Not one of the answers to these questions is an end in itself. What is the point of the Lord’s questions, then? It is the personal implications of the answers that matter. If you and I know that life is more than food and the body is more than clothing, why are diet and fashion so incredibly important to us, and what are we doing with our lives and our bodies?

If we are reflective disciples, our Lord’s questions lead us to contemplate the most fundamental things of life: what we are like, what God is like, our relationship to God; our priorities, trust, worry, self-(un)reliance.

And in the process of contemplation, we need to recognize our need to change. The point of the Lord’s questions is to make us better people before God; to make us better disciples of the Teacher.

“A disciple is not above his teacher, but everyone when he is fully trained will be like his teacher” (Luke 6:40).

What is the point of the questions we ask?

The education that Jesus provides is dynamic.

“If you know these things, blessed are you if you do them” (John 13:17).

By comparison, Western education can be very academic, all but detached from daily life in many instances. Most of us are products of Western education and we replicate it in our own teaching. Because of this, there is almost certainly room for us to re-examine the questions that we ask our Sunday school students and evaluate just how much they really contribute to the development of discipleship.

The value of the questions we ask is not measured so much by the ‘right answers’ as it is by their ability to change lives, the more so as our children grow up.

Recall questions are valuable and important as long as we understand that the answers are not an end in themselves. A recall question, at the moment it is asked, can measure a bit of current Bible knowledge. Bible knowledge is good, but at the end of the day it is what a person does with their Bible knowledge that matters. The nature of our questions needs to mature with our students; or, more precisely, we need to help our students mature with the questions we ask them.

Questions that require our students to articulate their understanding (compre­hension) of Bible principles in their own words, and questions that ask them how they would personally apply Bible principles in a given situation (application) help move them along the road of discipleship. Beyond this, questions that encour­age them to willingly do discipleship in some way or another can begin to move Sunday schooling out of the purely academic realm and into the dynamic, living realm of the Lord Jesus.

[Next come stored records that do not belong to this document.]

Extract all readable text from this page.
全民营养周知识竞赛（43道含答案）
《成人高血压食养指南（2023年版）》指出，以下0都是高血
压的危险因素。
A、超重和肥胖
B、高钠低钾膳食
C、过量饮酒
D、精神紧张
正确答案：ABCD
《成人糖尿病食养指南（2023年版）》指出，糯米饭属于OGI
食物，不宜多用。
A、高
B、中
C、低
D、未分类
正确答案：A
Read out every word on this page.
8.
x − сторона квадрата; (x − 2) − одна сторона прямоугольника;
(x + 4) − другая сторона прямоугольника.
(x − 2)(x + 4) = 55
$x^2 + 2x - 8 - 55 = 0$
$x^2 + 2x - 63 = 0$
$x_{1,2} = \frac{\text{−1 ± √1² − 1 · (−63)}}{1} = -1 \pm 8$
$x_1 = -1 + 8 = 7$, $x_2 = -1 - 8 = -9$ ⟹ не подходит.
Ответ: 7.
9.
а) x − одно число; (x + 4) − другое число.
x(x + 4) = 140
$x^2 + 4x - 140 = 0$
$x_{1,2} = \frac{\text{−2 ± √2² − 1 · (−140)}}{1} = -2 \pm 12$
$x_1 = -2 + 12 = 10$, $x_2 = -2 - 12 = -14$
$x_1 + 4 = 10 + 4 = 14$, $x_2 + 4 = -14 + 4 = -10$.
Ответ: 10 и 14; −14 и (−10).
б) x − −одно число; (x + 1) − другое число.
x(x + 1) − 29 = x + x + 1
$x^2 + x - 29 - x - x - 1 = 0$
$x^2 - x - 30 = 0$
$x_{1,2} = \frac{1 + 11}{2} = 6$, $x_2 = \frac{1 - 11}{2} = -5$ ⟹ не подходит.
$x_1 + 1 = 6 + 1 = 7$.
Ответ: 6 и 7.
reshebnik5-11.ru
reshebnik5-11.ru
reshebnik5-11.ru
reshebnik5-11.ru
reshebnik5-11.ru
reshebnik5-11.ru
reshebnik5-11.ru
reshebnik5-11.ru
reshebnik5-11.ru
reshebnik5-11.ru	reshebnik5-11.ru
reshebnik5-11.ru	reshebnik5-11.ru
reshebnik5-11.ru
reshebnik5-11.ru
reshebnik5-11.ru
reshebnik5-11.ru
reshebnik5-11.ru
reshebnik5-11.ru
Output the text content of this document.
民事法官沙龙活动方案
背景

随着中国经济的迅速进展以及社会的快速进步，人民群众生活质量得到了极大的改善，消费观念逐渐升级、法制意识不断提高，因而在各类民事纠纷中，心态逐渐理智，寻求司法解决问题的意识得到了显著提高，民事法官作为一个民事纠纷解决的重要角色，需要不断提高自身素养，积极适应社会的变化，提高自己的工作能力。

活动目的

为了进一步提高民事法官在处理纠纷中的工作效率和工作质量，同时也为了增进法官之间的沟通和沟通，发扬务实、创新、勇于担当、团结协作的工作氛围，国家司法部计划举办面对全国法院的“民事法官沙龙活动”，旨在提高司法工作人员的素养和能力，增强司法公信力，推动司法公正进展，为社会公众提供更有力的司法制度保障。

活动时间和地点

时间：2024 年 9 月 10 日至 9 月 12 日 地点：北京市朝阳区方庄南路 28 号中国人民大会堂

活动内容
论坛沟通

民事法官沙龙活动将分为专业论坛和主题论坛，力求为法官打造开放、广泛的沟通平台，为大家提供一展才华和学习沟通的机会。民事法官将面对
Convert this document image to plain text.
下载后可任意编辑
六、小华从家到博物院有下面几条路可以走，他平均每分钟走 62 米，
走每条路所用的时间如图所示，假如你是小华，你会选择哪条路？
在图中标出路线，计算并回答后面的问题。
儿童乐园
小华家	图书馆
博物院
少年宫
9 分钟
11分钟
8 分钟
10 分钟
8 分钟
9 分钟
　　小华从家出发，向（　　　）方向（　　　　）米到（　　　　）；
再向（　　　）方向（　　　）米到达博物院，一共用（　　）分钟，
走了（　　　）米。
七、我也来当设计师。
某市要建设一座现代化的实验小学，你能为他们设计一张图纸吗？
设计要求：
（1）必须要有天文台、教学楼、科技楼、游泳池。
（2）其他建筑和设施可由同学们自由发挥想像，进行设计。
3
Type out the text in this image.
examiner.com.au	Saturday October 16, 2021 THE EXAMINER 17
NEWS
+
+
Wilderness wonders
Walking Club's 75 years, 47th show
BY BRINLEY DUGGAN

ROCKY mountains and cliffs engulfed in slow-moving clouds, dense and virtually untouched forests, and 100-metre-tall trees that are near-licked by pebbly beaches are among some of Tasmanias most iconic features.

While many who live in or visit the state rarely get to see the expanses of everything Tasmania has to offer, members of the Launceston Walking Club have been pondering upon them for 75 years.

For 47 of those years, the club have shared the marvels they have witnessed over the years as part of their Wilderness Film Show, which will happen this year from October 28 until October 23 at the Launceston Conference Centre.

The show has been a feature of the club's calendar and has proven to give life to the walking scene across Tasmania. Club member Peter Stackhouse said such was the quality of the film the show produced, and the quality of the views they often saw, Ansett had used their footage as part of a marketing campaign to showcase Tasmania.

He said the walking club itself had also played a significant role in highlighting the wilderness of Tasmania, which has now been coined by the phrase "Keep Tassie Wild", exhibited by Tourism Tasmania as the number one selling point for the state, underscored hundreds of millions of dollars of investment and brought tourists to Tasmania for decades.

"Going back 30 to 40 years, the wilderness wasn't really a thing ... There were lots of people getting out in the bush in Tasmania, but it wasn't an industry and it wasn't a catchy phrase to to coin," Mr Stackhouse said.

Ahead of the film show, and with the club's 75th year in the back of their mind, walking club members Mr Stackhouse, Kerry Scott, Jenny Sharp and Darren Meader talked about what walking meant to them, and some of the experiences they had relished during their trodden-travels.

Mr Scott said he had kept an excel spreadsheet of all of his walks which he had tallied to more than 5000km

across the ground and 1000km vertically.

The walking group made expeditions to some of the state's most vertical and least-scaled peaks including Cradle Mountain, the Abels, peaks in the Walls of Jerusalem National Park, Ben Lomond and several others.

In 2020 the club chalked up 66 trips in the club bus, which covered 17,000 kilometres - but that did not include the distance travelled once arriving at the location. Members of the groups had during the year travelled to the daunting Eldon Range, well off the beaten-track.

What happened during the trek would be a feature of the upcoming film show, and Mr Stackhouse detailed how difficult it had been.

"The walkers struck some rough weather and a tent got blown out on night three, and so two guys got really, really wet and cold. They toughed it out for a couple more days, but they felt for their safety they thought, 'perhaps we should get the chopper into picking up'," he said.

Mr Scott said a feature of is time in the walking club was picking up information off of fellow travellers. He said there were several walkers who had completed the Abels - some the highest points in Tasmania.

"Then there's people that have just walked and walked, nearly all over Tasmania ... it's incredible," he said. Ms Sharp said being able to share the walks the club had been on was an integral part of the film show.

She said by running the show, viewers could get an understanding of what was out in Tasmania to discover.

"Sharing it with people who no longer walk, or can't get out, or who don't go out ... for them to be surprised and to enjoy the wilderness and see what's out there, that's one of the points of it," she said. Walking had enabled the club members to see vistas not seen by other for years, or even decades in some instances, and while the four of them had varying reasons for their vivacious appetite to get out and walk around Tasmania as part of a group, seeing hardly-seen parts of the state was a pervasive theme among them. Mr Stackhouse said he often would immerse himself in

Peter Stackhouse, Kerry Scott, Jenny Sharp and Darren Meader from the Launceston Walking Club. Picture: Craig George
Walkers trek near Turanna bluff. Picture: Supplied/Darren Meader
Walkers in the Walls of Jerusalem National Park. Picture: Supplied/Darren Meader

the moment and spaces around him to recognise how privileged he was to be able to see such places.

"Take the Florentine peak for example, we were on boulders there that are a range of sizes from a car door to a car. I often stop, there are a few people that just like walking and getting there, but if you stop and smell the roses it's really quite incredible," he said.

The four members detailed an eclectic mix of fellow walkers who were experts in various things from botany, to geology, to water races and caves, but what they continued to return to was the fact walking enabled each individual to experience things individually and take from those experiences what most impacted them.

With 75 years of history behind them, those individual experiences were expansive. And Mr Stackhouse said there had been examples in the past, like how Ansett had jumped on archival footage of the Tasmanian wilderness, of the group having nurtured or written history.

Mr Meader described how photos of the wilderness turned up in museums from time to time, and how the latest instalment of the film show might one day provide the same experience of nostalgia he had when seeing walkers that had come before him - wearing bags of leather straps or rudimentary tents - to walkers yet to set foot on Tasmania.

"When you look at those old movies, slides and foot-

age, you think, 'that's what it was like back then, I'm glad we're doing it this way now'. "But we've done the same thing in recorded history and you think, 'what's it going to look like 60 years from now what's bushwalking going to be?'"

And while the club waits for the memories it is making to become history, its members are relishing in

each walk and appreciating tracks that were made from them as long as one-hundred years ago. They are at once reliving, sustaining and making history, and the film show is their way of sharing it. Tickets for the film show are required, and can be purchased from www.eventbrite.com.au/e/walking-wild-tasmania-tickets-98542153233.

Are we getting what we ask for?

Questions measure something. Good questions can give us useful insight into the knowledge and thinking of our students. But do the questions we ask always do this?

Years ago, I used a formal Sunday school curriculum with a class of teenage students. Each lesson had questions that went with it, and, week by week, it was my students’ job to read an assigned lesson and write answers to the questions.

One of my young students was extremely conscientious about doing her Sunday school homework. She turned in pages of written work every week. But her an­swers to the questions were uncharacteristically eloquent. The reason for this was not hard to find. The questions that accompanied each lesson were always fully answered in the lesson itself. All a student had to do was find the right place in the lesson and copy out the answer — in someone else’s words. My little girl had quite innocently caught on how to do this.

The lessons and questions were designed so that a student could work the system. If you got really good at it, it wasn’t necessary to read the entire lesson in order to answer the questions. Answering questions was simply a process to be carried out, and doing homework was a job to accomplish; at least it was easy for my students to see it that way. As the teacher, I did not get a useful insight into the mind of my little girl, except, perhaps, to find out that she was pretty clever and that she seemed anxious to please me. It was the mind of the lesson writer that she was presenting to me, and there was no way for me to know, from her homework at least, whether she understood or agreed with it.

We need to do a thoughtful — and often more thought-provoking — job with the questions we ask. The education of disciples calls for it.

  1. All references are from the ESV.